Externships Allow Communicative Disorders Students to Gain Experience, Help Schoolchildren

OXFORD, Miss. – Students who earn practical experience in their desired fields generally graduate better prepared and more marketable than peers who have only classroom experience. That’s the hope of some University of Mississippi communicative disorders graduate students who are externing in north Mississippi school districts this semester.


Fourteen students, including several in their first year of the graduate program, are completing a 12-week externship with an American-Speech-Language-Hearing Association-certified speech-language pathologist. They are working in the Aberdeen, New Albany, Oxford, Pontotoc and Tupelo city schools and the Lafayette County and South Panola school districts. They also have worked in two nearby private schools: Oxford-University School and Regents School.


Carman Berryman, a UM graduate student in communicative disorders from Bolivar, Tenn., conducts hearing evaluations for students in an Oxford elementary school.

“This placement consists of one of the speech-language    pathologists from the campus Speech-Hearing Clinic taking four students to the school to complete therapy with the students,” said Brad Crowe, instructor and director of the clinic.

“It is more like an extension of our clinic to an off-site. They complete therapy in the same fashion that they do here with one of our own supervisors.”

Students go to their assigned schools three days a week and stay throughout the entire school day, Crowe said. During the day, they help provide therapy, attend meetings, complete IEPs and “pretty much whatever the therapist does,” he said.

The externs say they appreciate the opportunity to gain professional experience and work with real clients.

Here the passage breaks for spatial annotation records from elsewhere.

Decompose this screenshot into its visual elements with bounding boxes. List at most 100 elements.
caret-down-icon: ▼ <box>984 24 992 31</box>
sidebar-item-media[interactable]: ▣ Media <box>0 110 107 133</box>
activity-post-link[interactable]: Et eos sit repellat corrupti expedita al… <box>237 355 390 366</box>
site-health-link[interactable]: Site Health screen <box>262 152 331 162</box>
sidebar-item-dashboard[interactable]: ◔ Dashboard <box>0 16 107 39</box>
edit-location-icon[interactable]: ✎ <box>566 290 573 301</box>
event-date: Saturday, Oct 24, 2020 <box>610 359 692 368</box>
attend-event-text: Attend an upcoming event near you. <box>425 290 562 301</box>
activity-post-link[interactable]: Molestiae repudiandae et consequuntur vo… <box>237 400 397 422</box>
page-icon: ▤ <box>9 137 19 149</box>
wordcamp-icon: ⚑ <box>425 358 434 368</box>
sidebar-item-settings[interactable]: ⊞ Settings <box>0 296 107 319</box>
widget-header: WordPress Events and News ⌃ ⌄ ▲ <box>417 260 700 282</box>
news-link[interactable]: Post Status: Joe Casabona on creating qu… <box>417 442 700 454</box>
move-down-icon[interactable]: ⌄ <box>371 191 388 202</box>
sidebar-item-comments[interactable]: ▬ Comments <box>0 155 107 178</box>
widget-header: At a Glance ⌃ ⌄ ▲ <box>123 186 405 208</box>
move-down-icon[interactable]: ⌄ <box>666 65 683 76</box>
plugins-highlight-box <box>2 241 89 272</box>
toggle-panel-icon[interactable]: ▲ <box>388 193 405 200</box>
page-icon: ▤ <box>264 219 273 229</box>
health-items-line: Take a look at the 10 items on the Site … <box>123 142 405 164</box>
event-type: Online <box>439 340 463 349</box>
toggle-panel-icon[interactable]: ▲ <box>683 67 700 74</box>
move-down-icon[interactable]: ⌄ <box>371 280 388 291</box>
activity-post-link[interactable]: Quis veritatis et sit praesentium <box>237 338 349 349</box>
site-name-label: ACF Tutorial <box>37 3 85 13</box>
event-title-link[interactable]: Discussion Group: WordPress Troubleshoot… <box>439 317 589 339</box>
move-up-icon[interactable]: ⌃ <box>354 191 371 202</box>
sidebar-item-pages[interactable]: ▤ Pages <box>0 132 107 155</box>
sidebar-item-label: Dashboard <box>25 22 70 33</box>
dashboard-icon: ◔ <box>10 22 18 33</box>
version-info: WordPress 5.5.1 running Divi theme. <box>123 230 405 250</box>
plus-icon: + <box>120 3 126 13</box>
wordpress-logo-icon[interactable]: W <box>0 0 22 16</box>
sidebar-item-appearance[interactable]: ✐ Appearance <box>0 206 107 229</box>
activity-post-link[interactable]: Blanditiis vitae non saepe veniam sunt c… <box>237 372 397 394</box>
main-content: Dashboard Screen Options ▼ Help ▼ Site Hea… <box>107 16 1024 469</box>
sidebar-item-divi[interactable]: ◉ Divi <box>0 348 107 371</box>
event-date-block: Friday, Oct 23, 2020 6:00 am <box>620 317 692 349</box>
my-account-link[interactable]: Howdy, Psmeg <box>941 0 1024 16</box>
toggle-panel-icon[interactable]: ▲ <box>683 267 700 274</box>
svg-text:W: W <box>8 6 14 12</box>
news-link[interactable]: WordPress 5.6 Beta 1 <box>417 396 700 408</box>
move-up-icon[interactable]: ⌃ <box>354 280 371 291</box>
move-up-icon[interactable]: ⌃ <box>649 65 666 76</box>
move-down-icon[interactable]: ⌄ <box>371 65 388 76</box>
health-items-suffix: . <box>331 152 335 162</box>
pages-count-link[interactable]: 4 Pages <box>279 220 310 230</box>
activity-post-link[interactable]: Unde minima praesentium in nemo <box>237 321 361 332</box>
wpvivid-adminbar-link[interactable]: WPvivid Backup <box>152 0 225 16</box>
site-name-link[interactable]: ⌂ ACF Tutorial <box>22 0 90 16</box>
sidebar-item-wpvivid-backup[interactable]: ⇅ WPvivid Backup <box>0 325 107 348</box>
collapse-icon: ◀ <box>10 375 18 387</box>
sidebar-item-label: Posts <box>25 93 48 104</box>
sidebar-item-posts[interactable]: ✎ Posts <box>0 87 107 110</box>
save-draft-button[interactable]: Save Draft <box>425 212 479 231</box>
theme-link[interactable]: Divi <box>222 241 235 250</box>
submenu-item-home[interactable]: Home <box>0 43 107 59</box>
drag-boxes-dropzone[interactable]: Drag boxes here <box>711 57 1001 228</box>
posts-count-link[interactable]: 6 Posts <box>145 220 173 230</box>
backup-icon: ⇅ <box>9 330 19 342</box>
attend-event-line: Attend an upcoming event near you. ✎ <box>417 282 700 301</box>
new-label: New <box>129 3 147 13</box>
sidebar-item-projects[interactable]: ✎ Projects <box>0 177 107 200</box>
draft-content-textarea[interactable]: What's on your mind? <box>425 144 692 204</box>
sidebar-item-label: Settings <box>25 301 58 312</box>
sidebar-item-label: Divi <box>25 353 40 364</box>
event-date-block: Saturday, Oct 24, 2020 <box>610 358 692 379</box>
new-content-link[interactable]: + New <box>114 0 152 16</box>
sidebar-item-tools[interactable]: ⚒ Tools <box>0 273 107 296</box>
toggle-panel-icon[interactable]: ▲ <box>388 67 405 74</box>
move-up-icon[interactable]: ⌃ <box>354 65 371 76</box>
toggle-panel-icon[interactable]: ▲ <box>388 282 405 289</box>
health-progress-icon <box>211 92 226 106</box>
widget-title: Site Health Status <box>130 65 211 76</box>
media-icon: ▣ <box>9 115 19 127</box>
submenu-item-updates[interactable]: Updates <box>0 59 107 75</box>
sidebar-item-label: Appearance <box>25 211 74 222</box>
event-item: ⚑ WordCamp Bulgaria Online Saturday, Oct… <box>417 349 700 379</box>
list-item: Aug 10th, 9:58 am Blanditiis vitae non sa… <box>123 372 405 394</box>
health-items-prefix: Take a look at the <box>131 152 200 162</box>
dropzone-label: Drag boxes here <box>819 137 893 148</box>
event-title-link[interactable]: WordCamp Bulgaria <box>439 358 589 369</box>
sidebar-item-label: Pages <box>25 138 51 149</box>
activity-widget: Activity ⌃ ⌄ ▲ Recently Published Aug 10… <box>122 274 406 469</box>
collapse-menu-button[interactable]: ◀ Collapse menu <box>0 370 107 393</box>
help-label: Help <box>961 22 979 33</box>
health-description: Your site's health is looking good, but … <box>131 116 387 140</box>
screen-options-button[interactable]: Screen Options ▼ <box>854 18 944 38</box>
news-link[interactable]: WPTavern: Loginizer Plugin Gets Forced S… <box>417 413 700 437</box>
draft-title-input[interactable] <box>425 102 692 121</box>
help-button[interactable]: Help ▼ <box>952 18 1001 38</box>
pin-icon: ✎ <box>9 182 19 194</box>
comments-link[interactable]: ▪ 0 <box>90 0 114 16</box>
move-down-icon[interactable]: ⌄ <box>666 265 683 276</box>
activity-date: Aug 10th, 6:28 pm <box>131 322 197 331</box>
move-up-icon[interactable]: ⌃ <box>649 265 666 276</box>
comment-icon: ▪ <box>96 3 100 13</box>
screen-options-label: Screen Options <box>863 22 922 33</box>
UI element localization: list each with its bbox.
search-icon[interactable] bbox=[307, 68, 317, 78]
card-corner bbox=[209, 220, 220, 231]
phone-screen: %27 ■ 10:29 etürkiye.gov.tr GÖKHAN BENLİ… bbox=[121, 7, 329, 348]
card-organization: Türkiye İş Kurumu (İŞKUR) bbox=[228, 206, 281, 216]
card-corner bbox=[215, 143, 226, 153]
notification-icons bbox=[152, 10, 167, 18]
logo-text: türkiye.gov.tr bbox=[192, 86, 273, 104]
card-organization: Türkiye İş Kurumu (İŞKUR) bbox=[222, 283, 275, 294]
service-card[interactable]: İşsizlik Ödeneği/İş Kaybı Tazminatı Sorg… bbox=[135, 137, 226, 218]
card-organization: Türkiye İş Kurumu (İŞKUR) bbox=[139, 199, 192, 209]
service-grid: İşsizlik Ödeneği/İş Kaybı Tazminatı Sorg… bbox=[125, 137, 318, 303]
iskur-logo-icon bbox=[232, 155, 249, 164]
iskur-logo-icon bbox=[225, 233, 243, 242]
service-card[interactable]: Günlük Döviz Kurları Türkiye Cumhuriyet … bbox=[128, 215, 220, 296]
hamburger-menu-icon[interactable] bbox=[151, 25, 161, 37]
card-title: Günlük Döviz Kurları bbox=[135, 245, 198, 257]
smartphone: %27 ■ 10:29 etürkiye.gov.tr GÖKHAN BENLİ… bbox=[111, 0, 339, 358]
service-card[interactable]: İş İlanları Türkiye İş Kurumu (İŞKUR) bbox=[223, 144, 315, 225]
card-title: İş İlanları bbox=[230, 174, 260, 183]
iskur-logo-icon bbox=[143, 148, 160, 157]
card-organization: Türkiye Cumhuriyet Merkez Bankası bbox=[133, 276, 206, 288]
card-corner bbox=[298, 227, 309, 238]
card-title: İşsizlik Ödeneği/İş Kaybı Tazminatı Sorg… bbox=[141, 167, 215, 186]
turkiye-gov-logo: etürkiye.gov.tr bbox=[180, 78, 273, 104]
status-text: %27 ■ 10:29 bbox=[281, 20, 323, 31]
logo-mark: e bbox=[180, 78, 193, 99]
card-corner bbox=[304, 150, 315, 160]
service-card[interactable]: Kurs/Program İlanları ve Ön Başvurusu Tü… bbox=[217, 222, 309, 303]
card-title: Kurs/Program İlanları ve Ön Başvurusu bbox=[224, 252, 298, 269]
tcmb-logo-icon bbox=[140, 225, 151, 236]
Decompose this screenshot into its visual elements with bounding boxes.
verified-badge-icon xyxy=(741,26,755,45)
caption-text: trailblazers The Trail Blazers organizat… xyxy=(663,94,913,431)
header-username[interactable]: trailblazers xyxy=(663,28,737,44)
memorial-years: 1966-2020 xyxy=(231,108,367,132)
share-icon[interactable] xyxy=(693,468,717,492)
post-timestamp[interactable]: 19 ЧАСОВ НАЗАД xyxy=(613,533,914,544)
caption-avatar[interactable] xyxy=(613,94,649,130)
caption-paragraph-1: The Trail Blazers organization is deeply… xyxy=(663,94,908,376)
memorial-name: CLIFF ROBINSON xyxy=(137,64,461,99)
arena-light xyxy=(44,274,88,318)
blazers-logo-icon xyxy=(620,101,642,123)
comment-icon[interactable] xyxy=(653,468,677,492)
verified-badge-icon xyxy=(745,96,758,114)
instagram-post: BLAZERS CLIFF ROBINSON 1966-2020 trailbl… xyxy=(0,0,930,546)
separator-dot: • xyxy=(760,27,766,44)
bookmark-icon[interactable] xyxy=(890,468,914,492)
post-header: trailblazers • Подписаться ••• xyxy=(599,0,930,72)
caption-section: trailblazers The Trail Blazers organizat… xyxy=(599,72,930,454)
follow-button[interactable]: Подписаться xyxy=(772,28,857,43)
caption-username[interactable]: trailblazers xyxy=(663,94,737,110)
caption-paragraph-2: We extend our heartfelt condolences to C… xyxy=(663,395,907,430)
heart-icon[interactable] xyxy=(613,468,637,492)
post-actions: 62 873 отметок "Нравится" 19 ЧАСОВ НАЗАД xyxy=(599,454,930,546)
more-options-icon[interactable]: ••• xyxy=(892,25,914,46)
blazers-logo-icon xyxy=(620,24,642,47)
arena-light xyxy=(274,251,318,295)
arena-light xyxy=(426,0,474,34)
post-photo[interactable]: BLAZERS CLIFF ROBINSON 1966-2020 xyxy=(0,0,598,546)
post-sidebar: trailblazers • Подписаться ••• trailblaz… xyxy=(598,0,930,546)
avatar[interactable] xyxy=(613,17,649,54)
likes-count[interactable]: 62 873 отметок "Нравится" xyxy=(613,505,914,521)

“I like seeing a child graduate from speech therapy,” said John Smith of Tupelo. “It gives me a sense of accomplishment knowing that a positive impact has been made on the child’s communication abilities, which will likely help him or her succeed socially and academically.”

Likewise, school staff and administrators expressed their enthusiasm for the externs’ assistance.

“Having an Ole Miss extern is very beneficial to my speech therapy program,” said Judy Newton, speech pathologist at Batesville Middle School. “My students enjoy the externs and frequently are motivated to perform at higher levels for them.”

“The students bring current knowledge to our therapy sessions from the communicative disorders classes they are taking,” said Beth Andrews, special education director at Oxford Elementary School. “I do look forward to working with more Ole Miss students, as they bring enthusiasm and a great work ethic to our students.”


Ashley Westbrooks, a UM graduate student in communicative disorders from Greenville, Ill., conducts evaluations for students in an Oxford elementary school.

The clinic plans to have eight more graduate students complete a school placement during the spring 2010 semester, Crowe said. During this placement, students are to attend their site five days a week for 12 weeks and complete a full workweek with a speech therapist.

“We will still have the Oxford School District but will also add Senatobia, DeSoto County and Pontotoc County,” he said. “We are working on arranging an agreement with a school district in Baton Rouge, Louisiana, also.”